João Pessoa, 19 de outubro de 2021 | --ºC / --ºC Dólar - Euro
Estamos tão viciados em discussões monotemáticas, que deixamos de olhar os fatos como eles se nos apresentam. O pior é que nos deixamos manipular por veículos de comunicação, que repetem suas fórmulas há anos, e continuamos caindo nas armadilhas.
Então, vamos lá. Os chamados “realities shows” tem uma fórmula bastante conhecida. As seleções, rigorosas, culminam com entrevistas realizadas por produtores, diretores, apresentadores. Uma penca de gente que desnuda completamente o candidato. E as candidatas também.
Escolhem, em geral, os mais liberais nos costumes. Mas também, os mais impulsivos, polêmicos, os que sejam menos centrados e, por isso, mais susceptíveis a apresentarem comportamentos inesperados. Aos nossos olhos! Aos olhos de quem seleciona, não.
Os realities funcionam como um laboratório. Exatamente, como se faz com ratos. Ao se sentirem privados de determinada coisa, água, por exemplo, ou ao ser exposto a um predador, no caso um gato, vai se verificar as reações comportamentais, e se testar modelos de comportamento.
Ao isolar pessoas, ao privá-las de contato com o mundo real, ao remover os atos rotineiros de alimentação, sexo, afetividade; e submetê-los a disputas, a estimulações para que se digladiem por um pomposo prêmio ao final. Antes, porém, retiram-lhes a possibilidade de cada um representar a si mesmos, porque, em laboratório, reagimos de acordo com as pulsões mais primárias.
Pois bem, chamaram o Nego do Borel para participar de um desses programas. Não por homenagem às etnias prevalentes no Morro do Borel, comunidade incrustada na Tijuca, bairro da Zona Norte do Rio de Janeiro. Ele foi convidado, provavelmente, por estar publicamente envolvido em disputas, discussões, desagravos com a ex-namorada e com os pais dela.
Os realities preparam festas “all inclusive”, principalmente bebidas, na esperança de que, pessoas embriagadas e em cativeiro, respondam com comportamentos inusitados, para graça dos traços do ibope. Foi bem assim, que o Nego do Borel foi acusado de estuprar a colega de confinamento, Dayane Mello (foto), estando ela em condições de vulnerabilidade. A apresentadora leu, dias depois, uma nota, dizendo que quando a mulher diz não é não. (Espero que os senhores marmanjos já tenham aprendido isso!) Ela disse mais: que quando uma mulher, que tenha bebido disser sim, é não.
Só não disse que o ato, supostamente criminoso, ocorreu num mesmo ambiente em que estão inúmeros personagens do jogo.
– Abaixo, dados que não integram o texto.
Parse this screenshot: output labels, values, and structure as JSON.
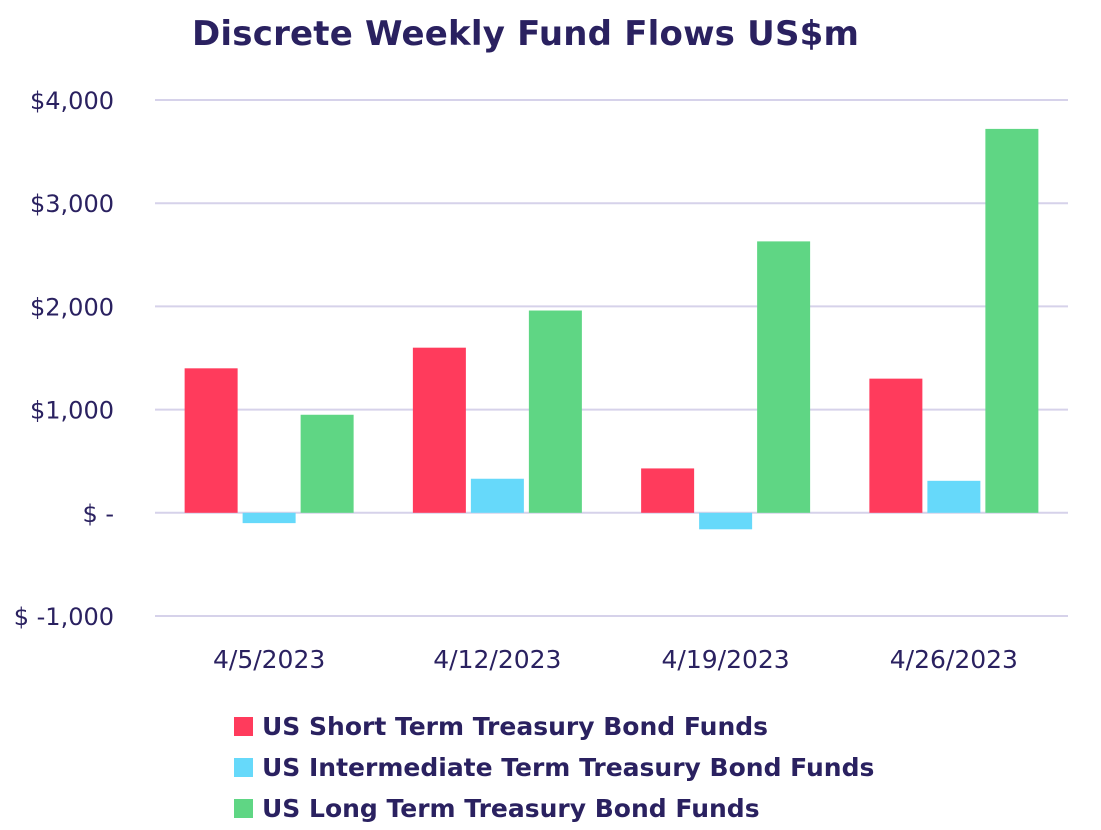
{
  "chart_data": {
    "type": "bar",
    "title": "Discrete Weekly Fund Flows US$m",
    "categories": [
      "4/5/2023",
      "4/12/2023",
      "4/19/2023",
      "4/26/2023"
    ],
    "series": [
      {
        "name": "US Short Term Treasury Bond Funds",
        "color": "#ff3b5c",
        "values": [
          1400,
          1600,
          430,
          1300
        ]
      },
      {
        "name": "US Intermediate Term Treasury Bond Funds",
        "color": "#66d9fa",
        "values": [
          -100,
          330,
          -160,
          310
        ]
      },
      {
        "name": "US Long Term Treasury Bond Funds",
        "color": "#5fd684",
        "values": [
          950,
          1960,
          2630,
          3720
        ]
      }
    ],
    "yticks": [
      {
        "value": 4000,
        "label": "$4,000"
      },
      {
        "value": 3000,
        "label": "$3,000"
      },
      {
        "value": 2000,
        "label": "$2,000"
      },
      {
        "value": 1000,
        "label": "$1,000"
      },
      {
        "value": 0,
        "label": "$ -"
      },
      {
        "value": -1000,
        "label": "$ -1,000"
      }
    ],
    "ylim": [
      -1000,
      4000
    ],
    "grid": true,
    "legend_position": "bottom"
  }
}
Também não disse que aquele “experimento” é controlado. Não somente por câmeras, mas por produtores, câmeras man, e uma infinidade de pessoas, 24 horas por dia. Ou seja, deixaram que um crime (se assim for considerado pela justiça) ocorresse, porque era uma situação sexual e que renderia a assistência de milhões de expectadores voyeuristas.
Pois eu acho que o participante expulso deve questionar a emissora sua expulsão. Também acho que Dayane, se por acaso se sentir prejudicada pela exposição macabra, também deveria questionar os verdadeiros responsáveis. Aqueles que, ensandecidos por pontinhos de audiência, preparam o palco, embriagam os atores/cobaias, e transmitem em rede nacional.
Quer um exemplo? No último Reality, a paraibana Juliette falava sobre maquiagem, e uma voz a interrompeu: – Você não é maquiadora aqui. Nesse caso, o controle externo interveio. Por que uma voz qualquer não falou: – Nego do Borel (foto) você não pode continuar. Isso é crime!
Para mim, o maior crime, o machismo, a dissimulação foram todos da responsabilidade daqueles que controlavam o programa. Você tem que ser indenizada, Daiane. Você merece reparação Nego do Borel. Ao deixarem, intencionalmente, um possível crime de natureza sexual ocorrer, fugiram das finalidades educativas, culturais e informativas, e maltrataram a Constituição, ao descumprirem o mandamento de “respeito aos valores éticos e sociais da pessoa e da família”. Vocês foram, no mínimo, desrespeitados.